Moulettes and Arthur Brown at Komedia

There’s not enough hours in the day. If there were, we’d be getting around to a lot more gigs. As it is, we’ve already missed the Slytones, and Moulettes have already kicked off by the time we arrive. Since we last saw them back in April, the band are leaner, but stronger. Slimmed down to a mere five members – those who’ve followed them over the years will know that’s quite a low number – the band still manage to sound bigger than ever. The band are more professional too – gone are the minutes lost to fits of giggles inbetween songs.
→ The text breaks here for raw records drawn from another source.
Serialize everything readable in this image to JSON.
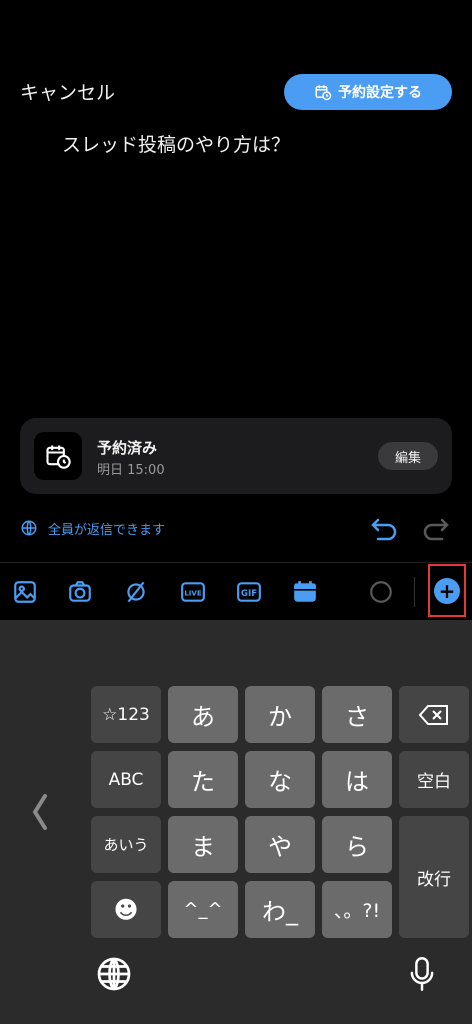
{
  "header": {
    "cancel_label": "キャンセル",
    "schedule_button_label": "予約設定する"
  },
  "post": {
    "text": "スレッド投稿のやり方は？"
  },
  "schedule_card": {
    "title": "予約済み",
    "time": "明日 15:00",
    "edit_label": "編集"
  },
  "reply_setting": {
    "label": "全員が返信できます"
  },
  "toolbar": {
    "icons": [
      "image-icon",
      "camera-icon",
      "no-sign-icon",
      "live-icon",
      "gif-icon",
      "calendar-icon",
      "progress-ring-icon",
      "add-icon"
    ],
    "live_label": "LIVE",
    "gif_label": "GIF",
    "add_symbol": "+"
  },
  "keyboard": {
    "rows": [
      [
        "☆123",
        "あ",
        "か",
        "さ"
      ],
      [
        "ABC",
        "た",
        "な",
        "は",
        "空白"
      ],
      [
        "あいう",
        "ま",
        "や",
        "ら",
        "改行"
      ],
      [
        "☻",
        "^_^",
        "わ_",
        "、。?!"
      ]
    ]
  },
  "colors": {
    "accent": "#4a9df2",
    "background": "#000000",
    "keyboard_bg": "#2b2b2b",
    "highlight": "#e53935"
  }
}
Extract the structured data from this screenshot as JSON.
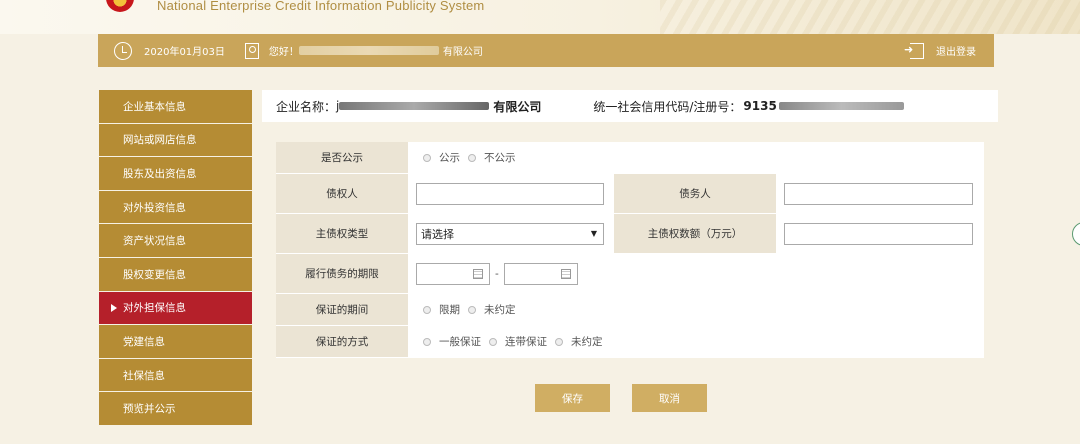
{
  "header": {
    "system_name": "National Enterprise Credit Information Publicity System"
  },
  "topbar": {
    "date": "2020年01月03日",
    "greeting": "您好！",
    "company_suffix": "有限公司",
    "logout": "退出登录"
  },
  "sidebar": {
    "items": [
      {
        "label": "企业基本信息"
      },
      {
        "label": "网站或网店信息"
      },
      {
        "label": "股东及出资信息"
      },
      {
        "label": "对外投资信息"
      },
      {
        "label": "资产状况信息"
      },
      {
        "label": "股权变更信息"
      },
      {
        "label": "对外担保信息",
        "active": true
      },
      {
        "label": "党建信息"
      },
      {
        "label": "社保信息"
      },
      {
        "label": "预览并公示"
      }
    ]
  },
  "company_info": {
    "name_label": "企业名称：",
    "name_prefix": "j",
    "name_suffix": "有限公司",
    "code_label": "统一社会信用代码/注册号：",
    "code_prefix": "9135"
  },
  "form": {
    "publicity": {
      "label": "是否公示",
      "options": [
        "公示",
        "不公示"
      ]
    },
    "creditor": {
      "label": "债权人",
      "value": ""
    },
    "debtor": {
      "label": "债务人",
      "value": ""
    },
    "claim_type": {
      "label": "主债权类型",
      "selected": "请选择"
    },
    "claim_amount": {
      "label": "主债权数额（万元）",
      "value": ""
    },
    "performance_period": {
      "label": "履行债务的期限",
      "separator": "-"
    },
    "guarantee_period": {
      "label": "保证的期间",
      "options": [
        "限期",
        "未约定"
      ]
    },
    "guarantee_method": {
      "label": "保证的方式",
      "options": [
        "一般保证",
        "连带保证",
        "未约定"
      ]
    }
  },
  "buttons": {
    "save": "保存",
    "cancel": "取消"
  }
}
Their set is mainly drawn from this year’s Bears Revenge album, losing some songs which have been staples for a long time, but instead showcasing the talents of the whole band as their newer songs do. One of the great joys of going to see Moulettes play live is the musicianship, which you can only truly appreciate by seeing the band in the flesh. My high point is Assault – a musical battle between violin and cello which is quite frankly breathtaking.


Most of the crowd are here for Arthur Brown though. Arthur’s a Lewesian these days, and that would be just about enough to slip into our remit if we were being generous, but there’s more reasons than that to write about him as well as Moulettes. I should imagine that most write ups of the gig will probably focus on the guitar and keyboard players, their sex (female), and their attire (hot pants and leather trousers respectively). Hearing them play, you would know that they were actually chosen for their command of their instruments. Instead, I’m going to focus on the bassist and the drummer. Drums and backing vocals are covered by Sam Walker, better known as front man of The Muel, who we haven’t written about nearly enough this year. Bassist (and musical director for the current live show) is Brightonian Jim Mortimore, who’s also in Moulettes, and in The Muel with Sam. What makes Jim’s role in the band especially interesting is that his dad Malcolm has also featured in Arthur Brown’s band over the years. It’s the youth and vitality of the backing band which elevate the show above so many bands on the heritage circuit – there’s no decades-old politics or history between the members, so they can just get on with playing fantastic music, covering some of the songs that Arthur’s famous for, including Death Grips, which he tells the audience has been attributed the credit of the birth of heavy metal despite the original recording didn’t feature any guitars, as well as a full hour of psychedelic garage rock. Arthur Brown is still pretty youthful too, for a seventy year old. He’s still got an amazing voice, and he’s still dancing around the stage, flanked by his band and by flamenco dancers which add to the visual element of the show. There’s no flaming helmet tonight, but that’s probably due to the low ceilings in the Komedia. We don’t want to see Dukes at Komedia burning down before it’s even opened do we?